Also musstest Du nur
zusammensuchen und zusammenstellen?
Ja, im Prinzip schon. Und bei vielen Songs fragt man sich, warum die nicht auf einem Album gelandet sind, aber es war dann auch weniger so, dass sie schlechter waren als andere, als dass sie einfach nicht passten zum jeweiligen Album. Von den insgesamt 59 Songs gibt es gerade mal drei, die ich nicht so mag – und das ist doch ein guter Schnitt, oder?
Aber Du hast sie
trotzdem mit drauf gepackt?
Ja, wenn ich schon so ein Projekt angehe und alles alte Material zugänglich machen will, dann muss ich auch konsequent sein. Es wird keine Fortsetzung hierzu geben. Dies sind die 59 Songs, die ich hatte.
Du meinst also, es
war nicht allein Dein Fehler, dass diese Songs bislang nicht veröffentlicht
wurden?
Heute kann ich anders arbeiten, heute entscheide ich selbst, was auf dem Album landet, und welche Version die beste ist. Aber bei Universal läuft das anders, die denken in anderen Kategorien.
Tatsache ist ja, dass
die Alben gar nicht mal so sehr lang waren…
Und da kommen wir zu der Frage, was eine gute Platte ausmacht. In meinen Augen braucht ein Album nicht länger als 45 Minuten zu sein. Im Gegenteil, es kann dem Album schaden. Ich höre lieber 40, 45 Minuten toller Musik als 60 Minuten okaye Musik. Nein: Viel lieber! Es geht mir selten so, dass ich sagen, oh, schade, dass das Album zu kurz ist.
Aber in Zeiten der CD
kann sich ja dann jeder selbst seine 45 Minuten Highlights auswählen…
Aber ICH bin doch derjenige, der die CD zusammenstellt. Ich mache das Album so, dass es in meinen Augen stimmig ist. Weder die Künstler noch die Plattenfirmen wollen Playlists zur Verfügung stellen, sie kreieren ein Album. Diese Box ist im Gegensatz dazu eine Playlist. Wobei ich bei CD 1 & 3 sogar geschafft habe, ein fast Album-ähnliches Produkt zusammen zu stellen, bei CD 2 & 4 sind die Sachen oft so unterschiedlich, dass es eher eine Playlist ist. Aber das war ok für mich, denn das war der Ansatz für diese Box.
Inwieweit steht diese
Box einem neuen Studioalbum im Weg?
Eigentlich gar nicht, ich habe derzeit kein Album auf dem Weg. Ich schreibe relativ sporadisch. Es kann sein, dass ich monatelang Songs schreibe, und dann auch 6 Monate keinen Einzigen. Ich schreibe auch Songs nicht zwischendurch, sondern brauche immer eine Extrazeit – und die richtige Stimmung. Von daher stand diese Box eher im Weg für ein neues Album, weil ich schon so lange machen wollte, und erst jetzt wieder den Kopf frei habe.
Wenn Du jetzt diese
59 Songs siehst – gab es Zeiten, in denen Du besonders produktiv warst?

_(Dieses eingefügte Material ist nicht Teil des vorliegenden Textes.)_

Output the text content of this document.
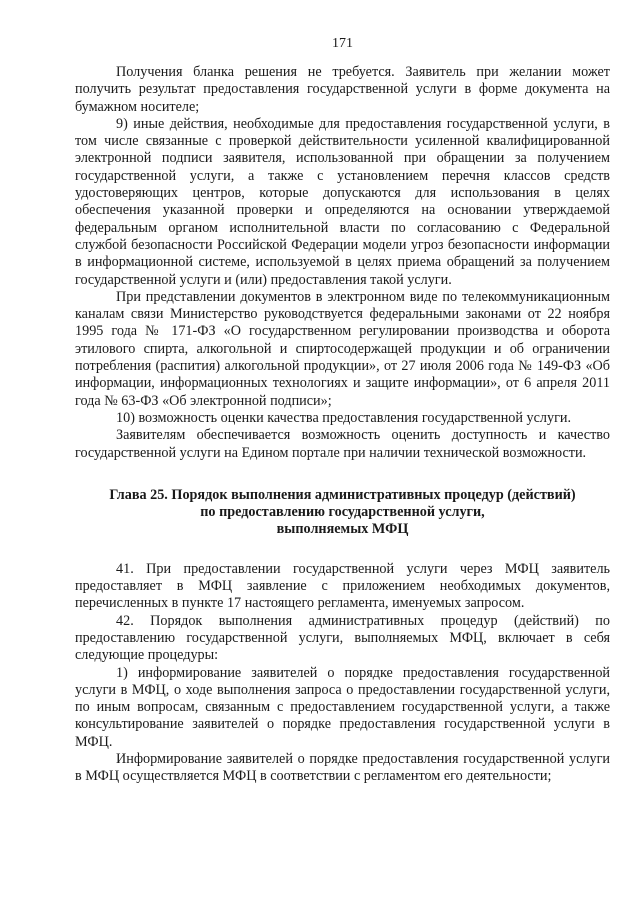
171

Получения бланка решения не требуется. Заявитель при желании может получить результат предоставления государственной услуги в форме документа на бумажном носителе;

9) иные действия, необходимые для предоставления государственной услуги, в том числе связанные с проверкой действительности усиленной квалифицированной электронной подписи заявителя, использованной при обращении за получением государственной услуги, а также с установлением перечня классов средств удостоверяющих центров, которые допускаются для использования в целях обеспечения указанной проверки и определяются на основании утверждаемой федеральным органом исполнительной власти по согласованию с Федеральной службой безопасности Российской Федерации модели угроз безопасности информации в информационной системе, используемой в целях приема обращений за получением государственной услуги и (или) предоставления такой услуги.

При представлении документов в электронном виде по телекоммуникационным каналам связи Министерство руководствуется федеральными законами от 22 ноября 1995 года № 171-ФЗ «О государственном регулировании производства и оборота этилового спирта, алкогольной и спиртосодержащей продукции и об ограничении потребления (распития) алкогольной продукции», от 27 июля 2006 года № 149-ФЗ «Об информации, информационных технологиях и защите информации», от 6 апреля 2011 года № 63-ФЗ «Об электронной подписи»;

10) возможность оценки качества предоставления государственной услуги.

Заявителям обеспечивается возможность оценить доступность и качество государственной услуги на Едином портале при наличии технической возможности.

Глава 25. Порядок выполнения административных процедур (действий)
по предоставлению государственной услуги,
выполняемых МФЦ

41. При предоставлении государственной услуги через МФЦ заявитель предоставляет в МФЦ заявление с приложением необходимых документов, перечисленных в пункте 17 настоящего регламента, именуемых запросом.

42. Порядок выполнения административных процедур (действий) по предоставлению государственной услуги, выполняемых МФЦ, включает в себя следующие процедуры:

1) информирование заявителей о порядке предоставления государственной услуги в МФЦ, о ходе выполнения запроса о предоставлении государственной услуги, по иным вопросам, связанным с предоставлением государственной услуги, а также консультирование заявителей о порядке предоставления государственной услуги в МФЦ.

Информирование заявителей о порядке предоставления государственной услуги в МФЦ осуществляется МФЦ в соответствии с регламентом его деятельности;
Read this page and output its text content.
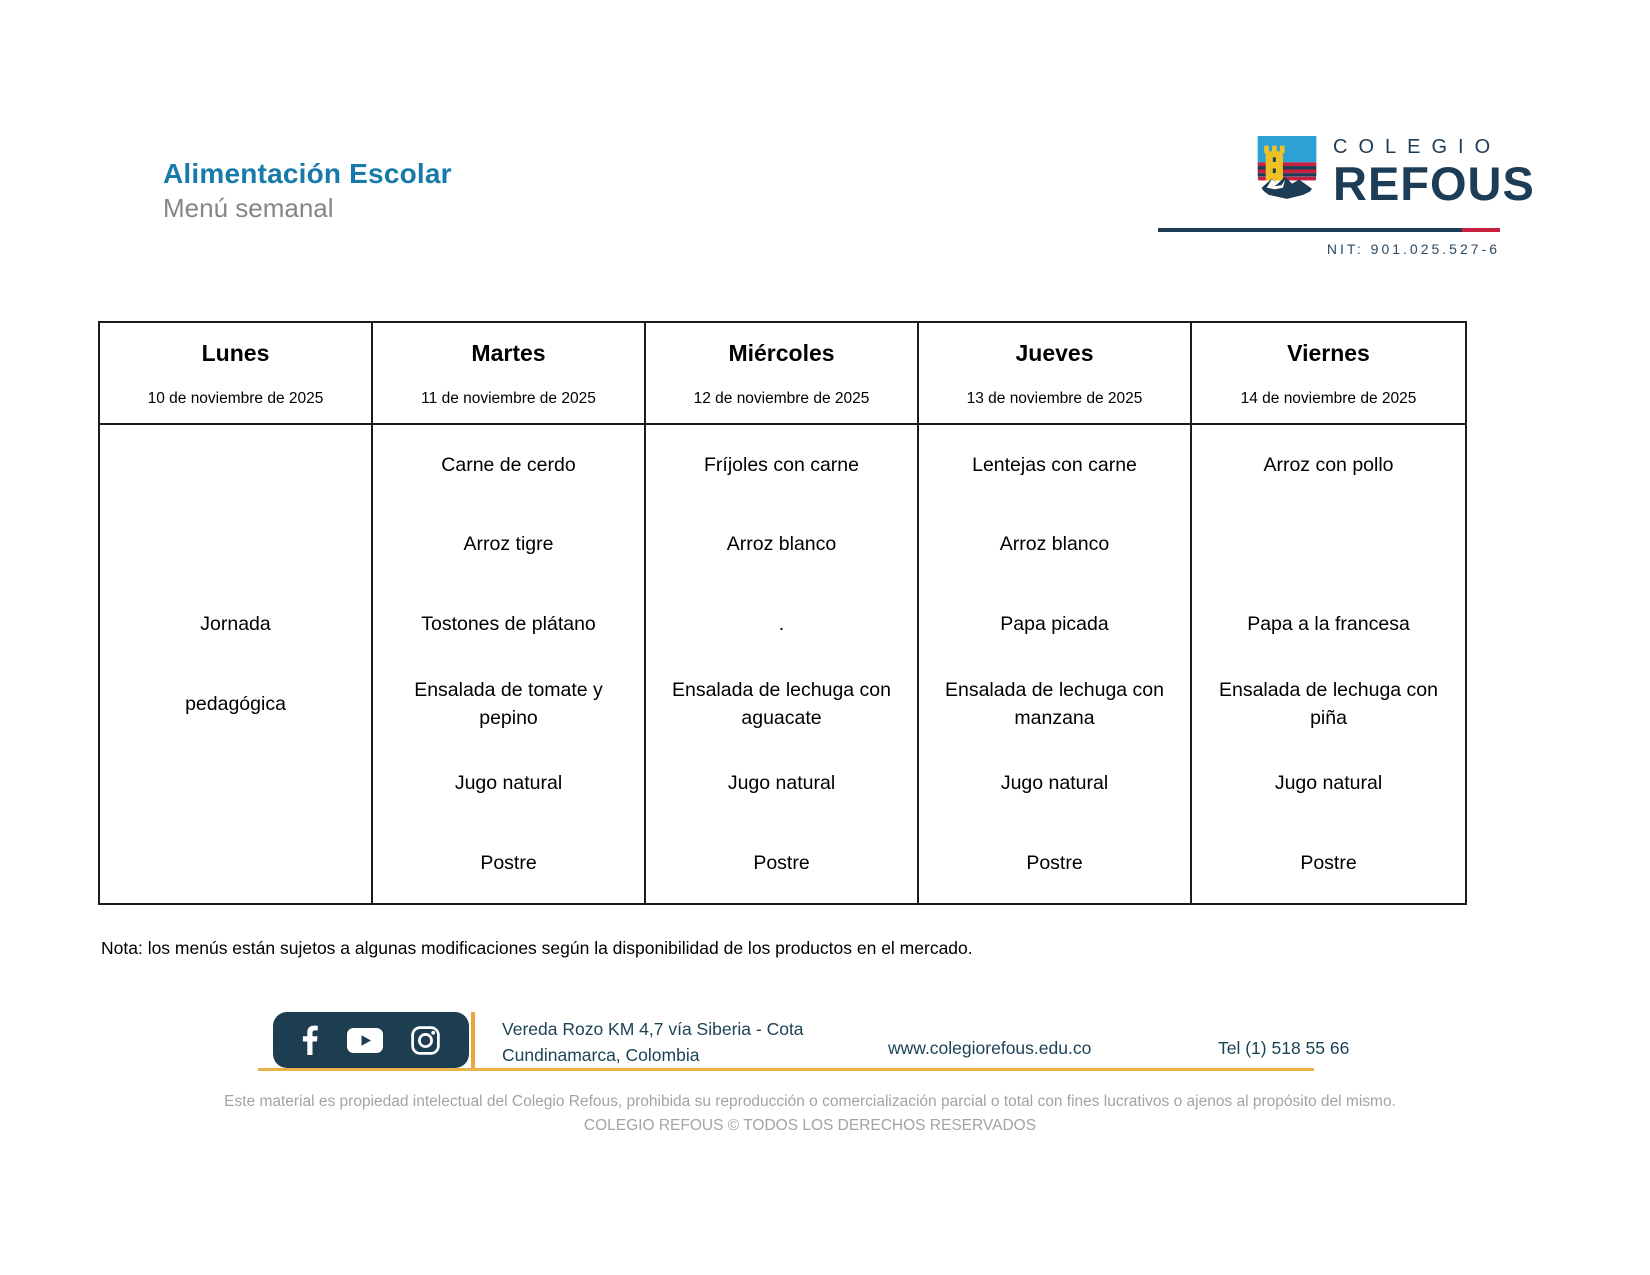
Alimentación Escolar
Menú semanal
COLEGIO
REFOUS
NIT: 901.025.527-6
Lunes
10 de noviembre de 2025
Jornada
pedagógica
Martes
11 de noviembre de 2025
Carne de cerdo
Arroz tigre
Tostones de plátano
Ensalada de tomate y pepino
Jugo natural
Postre
Miércoles
12 de noviembre de 2025
Fríjoles con carne
Arroz blanco
.
Ensalada de lechuga con aguacate
Jugo natural
Postre
Jueves
13 de noviembre de 2025
Lentejas con carne
Arroz blanco
Papa picada
Ensalada de lechuga con manzana
Jugo natural
Postre
Viernes
14 de noviembre de 2025
Arroz con pollo
Papa a la francesa
Ensalada de lechuga con piña
Jugo natural
Postre
Nota: los menús están sujetos a algunas modificaciones según la disponibilidad de los productos en el mercado.
Vereda Rozo KM 4,7 vía Siberia - Cota
Cundinamarca, Colombia	www.colegiorefous.edu.co	Tel (1) 518 55 66
Este material es propiedad intelectual del Colegio Refous, prohibida su reproducción o comercialización parcial o total con fines lucrativos o ajenos al propósito del mismo.
COLEGIO REFOUS © TODOS LOS DERECHOS RESERVADOS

In den späten 80ern, war ich sehr frei mit meinem Songwriting. Ich habe sehr viel gearbeitet und habe nicht so viel drüber nachgedacht, also war meine Qualitätskontrolle zu der Zeit auch nicht ganz so aktiv. Ich hatte Spaß an der Idee, Songs zu kreieren, und viele Ideen waren auch nicht so ausgearbeitet. Demgegenüber habe ich für „Bad Vibes“ relativ wenige Songs geschrieben – da hatte ich mehr Textideen als musikalische. Deswegen erscheint mir dieses Album heute als etwas erzwungen. Das besserte sich wieder Mitte der 90er für „Love Story“.
Das erklärt
vielleicht, warum „Bad Vibes“ auch nicht Dein stärkstes Album war, oder?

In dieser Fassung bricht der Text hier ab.